Matthews, in agony and frustration, and feeling the onslaught of oxygen starvation, let go of his close friend and shot for the surface.

His oxygen-starved mind was slipping into unconsciousness, a kaleidoscope of colored lights dancing in front of his eyes, when his face popped out of the water.

The pilot treaded water instinctively while his lungs heaved in an effort to suck in life-sustaining air. He felt his head clear rapidly and his strength return. His mind shifted from concentrating on survival, to rage.

Four seconds later, Matthews heard the combined sounds. They had been there all along — the MiG-25 overhead and the approaching Soviet helicopter — but he had blocked them out in his mental trauma.
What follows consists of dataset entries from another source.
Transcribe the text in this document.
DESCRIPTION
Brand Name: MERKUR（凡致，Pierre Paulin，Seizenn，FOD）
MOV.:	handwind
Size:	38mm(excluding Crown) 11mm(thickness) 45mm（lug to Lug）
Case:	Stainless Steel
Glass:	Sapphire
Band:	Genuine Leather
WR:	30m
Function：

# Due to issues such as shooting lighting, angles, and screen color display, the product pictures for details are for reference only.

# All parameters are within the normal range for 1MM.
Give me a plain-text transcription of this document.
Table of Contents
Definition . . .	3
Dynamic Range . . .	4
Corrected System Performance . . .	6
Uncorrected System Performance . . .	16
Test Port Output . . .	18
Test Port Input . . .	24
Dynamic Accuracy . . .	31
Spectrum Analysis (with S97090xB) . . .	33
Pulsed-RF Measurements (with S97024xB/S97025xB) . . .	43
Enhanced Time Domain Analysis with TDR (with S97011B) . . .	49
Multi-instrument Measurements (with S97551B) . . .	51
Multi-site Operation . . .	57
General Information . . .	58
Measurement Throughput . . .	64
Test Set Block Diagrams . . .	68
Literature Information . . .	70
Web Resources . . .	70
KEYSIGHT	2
"You SONS OF BITCHES," Matthews bellowed, watching the approaching searchlight from the rescue helicopter.

THE P-3

Pete Vecchio stared at the APS-138 radar screen as he recorded the time and exact location. "Ah… Willie, I can't believe this."

"Believe it, Pete," Overholser replied quietly, energizing the LINK-11 secure data communications system. "The MiG flight leader went in the drink, and his wingman, as I see it, splashed the slow mover."

Vecchio turned to the air control officer (ACO). "We better get on the horn."

"Yeah," Overholser responded, keying the communications button. "Stay with 'em." The ACO adjusted his lip microphone, rechecked the radio frequency, then spoke to their operations center. "Corpus Operations, Tar Baby One Five."

"Corpus Ops, One Five," the Texas-based coordinator replied, "go ahead."

"One Five has a priority," Overholser radioed in an even voice. "We just witnessed two aircraft crash in the water seventy nautical miles west of Havana. One of the aircraft, we believe, was a Cuban MiG."

Vecchio and Overholser listened to the surprised operations officer as they watched the three MiGs return to their respective air bases.

SAN JULIAN

Gennadi Levchenko anxiously waited at the control tower for the rescue helicopter to return. The tower chief, Starshiy Praporshchik (Senior Warrant Officer) Yevgeny Pogostyan, had just sent word that the helicopter was nine minutes out.